I can’t even answer. Can’t summon the energy for a lie or a deflection or my usual armor of sharp words. I just push past them and back into the bar, where the thumping bass that felt energizing an hour ago just feels totally nauseating now.

Instead of heading back to the bar or the dance floor, I collapse into a deserted booth in the corner.

The worn seat is sticky against my cheek as I curl onto my side, pulling my knees up to my chest. And it’s clear, now, that the show’s over, and all that’s left is a drunk, sad girl in a dirty booth, crying tears that won’t stop.
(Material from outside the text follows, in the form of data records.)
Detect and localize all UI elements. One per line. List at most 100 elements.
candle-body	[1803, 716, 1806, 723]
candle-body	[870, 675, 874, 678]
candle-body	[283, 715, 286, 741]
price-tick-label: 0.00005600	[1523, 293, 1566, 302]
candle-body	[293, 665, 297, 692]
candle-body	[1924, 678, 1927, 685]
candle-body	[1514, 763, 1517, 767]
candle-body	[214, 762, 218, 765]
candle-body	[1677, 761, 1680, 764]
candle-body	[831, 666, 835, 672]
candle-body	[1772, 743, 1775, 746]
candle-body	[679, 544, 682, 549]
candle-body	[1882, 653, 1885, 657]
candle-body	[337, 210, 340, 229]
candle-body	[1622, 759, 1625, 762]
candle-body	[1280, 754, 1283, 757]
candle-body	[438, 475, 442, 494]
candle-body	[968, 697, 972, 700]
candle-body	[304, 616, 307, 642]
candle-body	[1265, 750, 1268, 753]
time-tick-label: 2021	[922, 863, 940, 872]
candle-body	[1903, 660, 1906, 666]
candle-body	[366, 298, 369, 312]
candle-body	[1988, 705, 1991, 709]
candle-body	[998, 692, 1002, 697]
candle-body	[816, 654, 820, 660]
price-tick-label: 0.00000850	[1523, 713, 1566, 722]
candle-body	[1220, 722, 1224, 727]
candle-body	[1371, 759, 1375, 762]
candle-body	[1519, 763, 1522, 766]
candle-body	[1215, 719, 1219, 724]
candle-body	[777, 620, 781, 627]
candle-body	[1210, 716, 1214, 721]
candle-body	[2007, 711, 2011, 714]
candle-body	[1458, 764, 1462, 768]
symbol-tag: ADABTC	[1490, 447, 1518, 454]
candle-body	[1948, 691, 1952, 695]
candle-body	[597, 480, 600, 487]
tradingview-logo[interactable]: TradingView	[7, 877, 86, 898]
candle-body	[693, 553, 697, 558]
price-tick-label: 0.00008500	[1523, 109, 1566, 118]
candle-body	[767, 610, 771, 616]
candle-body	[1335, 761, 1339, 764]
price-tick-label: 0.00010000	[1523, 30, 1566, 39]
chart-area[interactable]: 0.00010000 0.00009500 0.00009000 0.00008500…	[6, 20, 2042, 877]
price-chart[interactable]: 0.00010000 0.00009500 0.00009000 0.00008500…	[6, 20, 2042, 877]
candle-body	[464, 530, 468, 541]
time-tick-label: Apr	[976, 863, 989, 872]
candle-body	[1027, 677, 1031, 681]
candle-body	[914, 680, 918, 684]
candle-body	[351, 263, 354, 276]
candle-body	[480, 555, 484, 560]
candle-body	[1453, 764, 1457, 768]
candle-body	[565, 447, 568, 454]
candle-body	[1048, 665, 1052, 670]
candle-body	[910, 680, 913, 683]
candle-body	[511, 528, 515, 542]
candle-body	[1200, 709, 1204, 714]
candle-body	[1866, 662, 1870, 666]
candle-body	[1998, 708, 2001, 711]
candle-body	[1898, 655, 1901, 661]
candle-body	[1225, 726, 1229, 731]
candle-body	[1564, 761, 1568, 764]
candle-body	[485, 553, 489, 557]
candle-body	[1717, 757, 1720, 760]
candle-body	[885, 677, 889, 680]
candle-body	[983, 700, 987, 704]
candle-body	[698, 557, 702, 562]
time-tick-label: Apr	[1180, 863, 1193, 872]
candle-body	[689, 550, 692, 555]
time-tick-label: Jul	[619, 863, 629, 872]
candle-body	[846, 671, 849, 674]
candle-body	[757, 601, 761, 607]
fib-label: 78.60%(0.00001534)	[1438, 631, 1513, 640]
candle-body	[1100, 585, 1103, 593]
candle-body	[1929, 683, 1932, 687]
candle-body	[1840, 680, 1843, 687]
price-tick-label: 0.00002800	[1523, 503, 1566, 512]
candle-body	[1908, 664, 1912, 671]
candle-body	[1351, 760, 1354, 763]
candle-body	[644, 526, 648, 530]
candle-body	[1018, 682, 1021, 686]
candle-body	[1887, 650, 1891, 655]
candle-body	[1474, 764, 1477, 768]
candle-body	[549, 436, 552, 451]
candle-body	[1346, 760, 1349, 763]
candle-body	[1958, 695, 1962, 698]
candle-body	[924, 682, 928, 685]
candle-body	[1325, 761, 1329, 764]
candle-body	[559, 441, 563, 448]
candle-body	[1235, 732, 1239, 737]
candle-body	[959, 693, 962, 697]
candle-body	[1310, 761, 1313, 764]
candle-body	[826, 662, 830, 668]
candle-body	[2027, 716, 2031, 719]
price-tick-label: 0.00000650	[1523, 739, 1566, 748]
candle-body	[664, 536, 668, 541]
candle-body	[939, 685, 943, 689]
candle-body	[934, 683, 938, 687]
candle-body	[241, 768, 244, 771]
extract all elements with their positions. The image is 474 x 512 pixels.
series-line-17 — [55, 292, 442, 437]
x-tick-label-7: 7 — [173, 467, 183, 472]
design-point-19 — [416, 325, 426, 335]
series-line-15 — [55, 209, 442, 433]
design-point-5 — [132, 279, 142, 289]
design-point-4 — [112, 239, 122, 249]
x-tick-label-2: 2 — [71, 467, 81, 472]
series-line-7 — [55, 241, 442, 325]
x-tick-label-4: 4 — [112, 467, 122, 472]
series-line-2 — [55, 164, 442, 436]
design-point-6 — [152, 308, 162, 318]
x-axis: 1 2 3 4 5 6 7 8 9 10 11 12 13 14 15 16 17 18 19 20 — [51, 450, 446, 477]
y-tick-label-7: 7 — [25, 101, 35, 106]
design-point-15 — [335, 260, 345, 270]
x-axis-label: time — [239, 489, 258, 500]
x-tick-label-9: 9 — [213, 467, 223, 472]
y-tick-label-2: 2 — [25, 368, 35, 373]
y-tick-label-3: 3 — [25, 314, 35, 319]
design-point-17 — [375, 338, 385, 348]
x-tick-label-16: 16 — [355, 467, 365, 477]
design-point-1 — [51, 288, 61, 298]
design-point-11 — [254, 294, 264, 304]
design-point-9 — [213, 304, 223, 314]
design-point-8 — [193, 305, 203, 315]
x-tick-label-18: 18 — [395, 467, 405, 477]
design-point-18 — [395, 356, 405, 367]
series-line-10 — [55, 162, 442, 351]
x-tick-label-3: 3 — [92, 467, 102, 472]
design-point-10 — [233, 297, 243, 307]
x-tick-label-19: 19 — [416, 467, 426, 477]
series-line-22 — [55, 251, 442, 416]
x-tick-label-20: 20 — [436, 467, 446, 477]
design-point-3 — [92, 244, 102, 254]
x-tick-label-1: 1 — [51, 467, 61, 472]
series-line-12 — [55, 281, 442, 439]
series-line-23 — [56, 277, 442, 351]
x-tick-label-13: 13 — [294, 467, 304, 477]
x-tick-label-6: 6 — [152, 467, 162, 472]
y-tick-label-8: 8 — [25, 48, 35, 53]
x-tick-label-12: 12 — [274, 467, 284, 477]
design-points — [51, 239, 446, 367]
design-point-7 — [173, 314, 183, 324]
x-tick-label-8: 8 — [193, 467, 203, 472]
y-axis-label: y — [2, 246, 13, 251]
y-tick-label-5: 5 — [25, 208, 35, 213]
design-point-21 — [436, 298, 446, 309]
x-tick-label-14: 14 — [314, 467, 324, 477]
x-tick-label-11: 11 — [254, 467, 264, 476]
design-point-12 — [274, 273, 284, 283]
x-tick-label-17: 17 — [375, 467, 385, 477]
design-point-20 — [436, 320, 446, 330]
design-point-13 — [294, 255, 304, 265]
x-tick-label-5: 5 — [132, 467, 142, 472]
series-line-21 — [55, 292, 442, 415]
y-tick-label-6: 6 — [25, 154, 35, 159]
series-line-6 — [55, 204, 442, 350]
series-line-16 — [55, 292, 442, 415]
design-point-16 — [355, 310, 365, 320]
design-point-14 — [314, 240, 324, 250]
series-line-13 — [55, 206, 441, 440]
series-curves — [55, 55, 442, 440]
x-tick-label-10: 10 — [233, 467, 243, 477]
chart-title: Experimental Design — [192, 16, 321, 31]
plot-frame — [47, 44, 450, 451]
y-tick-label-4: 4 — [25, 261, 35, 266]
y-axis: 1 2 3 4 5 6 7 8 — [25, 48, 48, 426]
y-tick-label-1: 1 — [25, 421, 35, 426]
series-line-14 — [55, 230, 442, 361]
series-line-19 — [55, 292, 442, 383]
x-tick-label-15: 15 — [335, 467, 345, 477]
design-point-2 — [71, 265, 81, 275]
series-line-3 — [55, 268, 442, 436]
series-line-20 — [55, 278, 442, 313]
I close my eyes, and the grimy, spinning darkness of the bar gives way to an even deeper, more absolute black. The last thing I think before unconsciousness claims me is that somewhere, maybe at the apartment, Maine is suffering just as much as I am.

And we’re both doing it alone.

Because that’s what people like us do. We perform and pretend and push everyone away, and then we wonder why we’re drowning with no one to throw us a rope. And, the one time the two stars of their own show did forge a connection, it broke within seconds.

The darkness swallows me whole, and for once, I don’t fight it.